Evinde Kayserispor’a 2-1 yenilen Gençlerbirliği’nin gidişi gidiş değil…
Kısa sürede önlem alınmazsa, kolayca anlaşılsın diye amiyane tabirle yazıyorum…
“Yolcudur Abbas, bağlasan durmaz…”
Son yılların belki de en kötü Gençlerbirliği’ni izliyoruz son haftalarda…
Kelimenin tam anlamıyla Başkent seyircisinin ve bu takıma gönül verenlerin gözleri önünde eriyor Gençlerbirliği…
Oynadığı oyun ile ilerisi için ışık da vermiyor…
Son dönemde bu kadar kötü, hiçbir etkinliği olmayan, oyuna karakterini yansıtamayan ve hep rakiplerine mahkum olan bir Gençlerbirliği’ne tanık olmamıştım.
Zaten takımın oyuncu kalitesi malum…
Yeterli değil…
Sezon başında bu kadroyu oluşturan “mühendis” kimse onu da alnından öpmek gerekiyor…

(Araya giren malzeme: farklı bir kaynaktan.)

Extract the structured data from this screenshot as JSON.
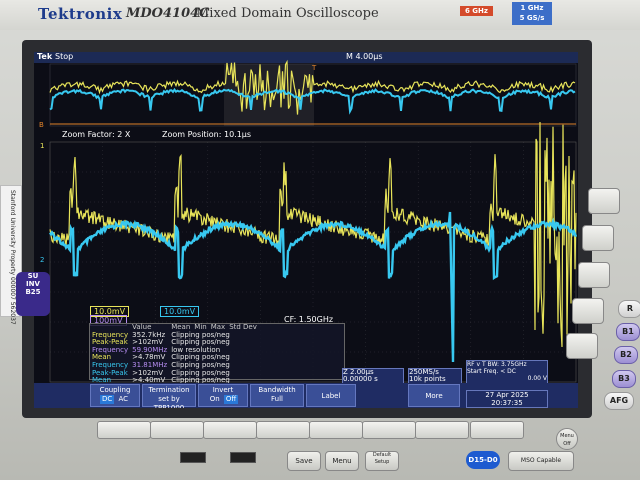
{
  "device": {
    "brand": "Tektronix",
    "model": "MDO4104C",
    "model_name": "Mixed Domain Oscilloscope",
    "badge_ghz": "6 GHz",
    "badge_bw": "1 GHz",
    "badge_rate": "5 GS/s"
  },
  "status": {
    "logo": "Tek",
    "state": "Stop",
    "timebase": "M 4.00µs"
  },
  "zoom": {
    "factor": "Zoom Factor: 2 X",
    "position": "Zoom Position: 10.1µs"
  },
  "channels": {
    "ch1_scale": "10.0mV",
    "ch2_scale": "10.0mV",
    "ch_b_scale": "100mV",
    "cf": "CF: 1.50GHz",
    "marker1": "1",
    "marker2": "2"
  },
  "measurements": {
    "headers": [
      "",
      "Value",
      "Mean",
      "Min",
      "Max",
      "Std Dev"
    ],
    "rows": [
      {
        "ch": "1",
        "name": "Frequency",
        "value": "352.7kHz",
        "note": "Clipping pos/neg",
        "color": "ylw"
      },
      {
        "ch": "1",
        "name": "Peak-Peak",
        "value": ">102mV",
        "note": "Clipping pos/neg",
        "color": "ylw"
      },
      {
        "ch": "1",
        "name": "Frequency",
        "value": "59.90MHz",
        "note": "low resolution",
        "color": "pur"
      },
      {
        "ch": "1",
        "name": "Mean",
        "value": ">4.78mV",
        "note": "Clipping pos/neg",
        "color": "ylw"
      },
      {
        "ch": "2",
        "name": "Frequency",
        "value": "31.81MHz",
        "note": "Clipping pos/neg",
        "color": "cya"
      },
      {
        "ch": "2",
        "name": "Peak-Peak",
        "value": ">102mV",
        "note": "Clipping pos/neg",
        "color": "cya"
      },
      {
        "ch": "2",
        "name": "Mean",
        "value": ">4.40mV",
        "note": "Clipping pos/neg",
        "color": "cya"
      }
    ]
  },
  "horizontal": {
    "zoom_scale": "Z 2.00µs",
    "position": "0.00000 s",
    "rate": "250MS/s",
    "points": "10k points"
  },
  "rf": {
    "line1": "RF v T  BW: 3.75GHz",
    "line2": "Start Freq. < DC",
    "trig_value": "0.00 V"
  },
  "datetime": {
    "date": "27 Apr 2025",
    "time": "20:37:35"
  },
  "menu": {
    "coupling_label": "Coupling",
    "coupling_opt1": "DC",
    "coupling_opt2": "AC",
    "termination_label": "Termination",
    "termination_value": "set by TPP1000",
    "invert_label": "Invert",
    "invert_opt1": "On",
    "invert_opt2": "Off",
    "bandwidth_label": "Bandwidth",
    "bandwidth_value": "Full",
    "label_button": "Label",
    "more_button": "More"
  },
  "front_panel": {
    "side_keys": [
      "R",
      "B1",
      "B2",
      "B3"
    ],
    "afg": "AFG",
    "menu_key": "Menu Off",
    "save": "Save",
    "menu": "Menu",
    "default_setup": "Default Setup",
    "d15": "D15-D0",
    "mso": "MSO Capable",
    "sticker": "Stanford University Property",
    "sticker_id": "000007 562037",
    "tag_line1": "SU",
    "tag_line2": "INV",
    "tag_line3": "B25"
  },
  "colors": {
    "ch1": "#e8e45a",
    "ch2": "#38c8f0",
    "menu_bg": "#1f2c63"
  }
}
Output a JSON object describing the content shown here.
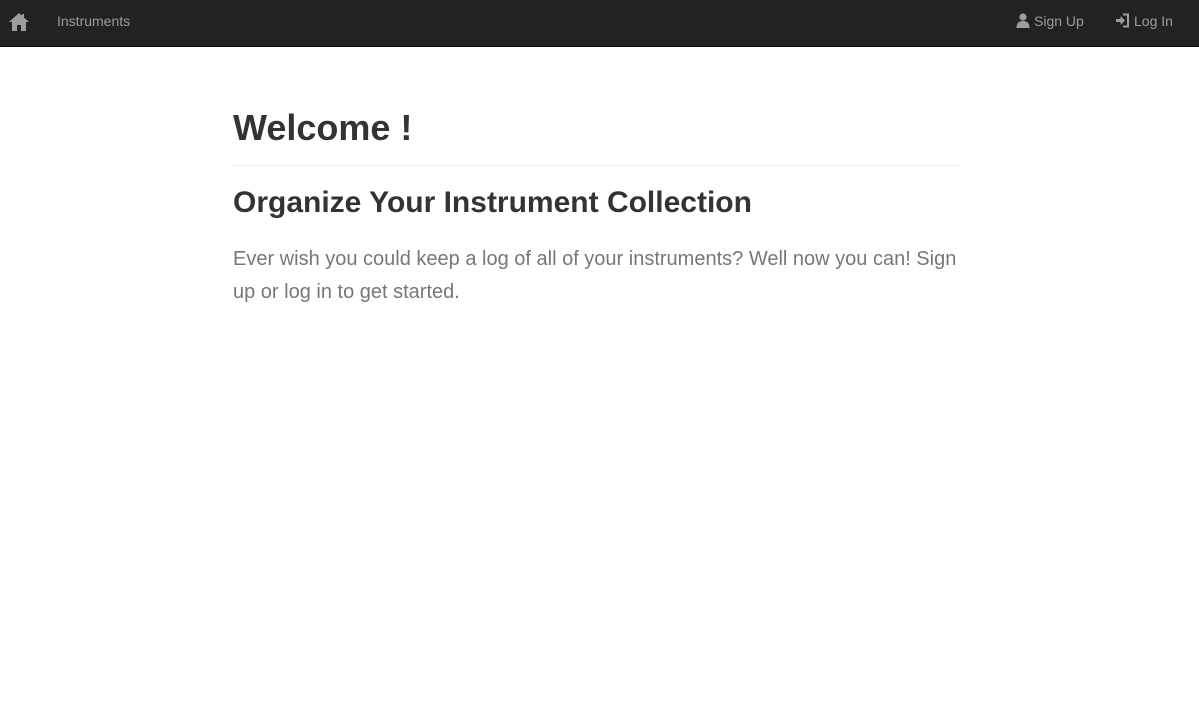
{
  "navbar": {
    "home_icon": "home-icon",
    "brand_label": "Instruments",
    "signup_icon": "user-icon",
    "signup_label": "Sign Up",
    "login_icon": "log-in-icon",
    "login_label": "Log In",
    "background_color": "#222222",
    "link_color": "#9d9d9d"
  },
  "main": {
    "title": "Welcome !",
    "subtitle": "Organize Your Instrument Collection",
    "lead": "Ever wish you could keep a log of all of your instruments? Well now you can! Sign up or log in to get started.",
    "heading_color": "#333333",
    "lead_color": "#777777"
  }
}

Geçen sezon ısrarla ve inatla sabır gösterilen, ama bir türlü istenilen seviyeye gelemeyen Vedat Muriç’in, daha “ağır” olanını transfer eden yetkilinin alnından öpülmez de ne yapılır.
Gelelim orta sahaya…
Selçuk Şahin’i gönderdin, Serdar Gürler’i elinden kaçırdın…
Tamam anladık…
Ama hiç olmazsa bu oyuncuların “beş gömlek” eksiğini alsaydınız…
O da olmadı…
İşte şimdi her şey ortada ve takım tel tel dökülüyor…
Son olarak Ahmet ve Uğur için de bir kelime yazayım…
Ahmet, artık sen bu takımın Uğur ile birlikte en deneyimli, bu camianın en güvendiği isimlerisiniz.
Karşılaşmada ne idi o halin…
Karşılaşmanın kasetini baştan sona izleme olanağın varsa izle lütfen…
Tel tel döküldün…
Uğur, sana da bir tavsiyem var…
Kazanılan her faul atışı sonrası topun başına gelmekteki ısrarın ne öyle.
Hepsinin sonunda ”sıfıra sıfır elde var sıfır.”
Boşuna bu kadar ısrarcı olma.
Kısaca, bu gidişin sonu hiç de hayra alamet değil gibi görünüyor.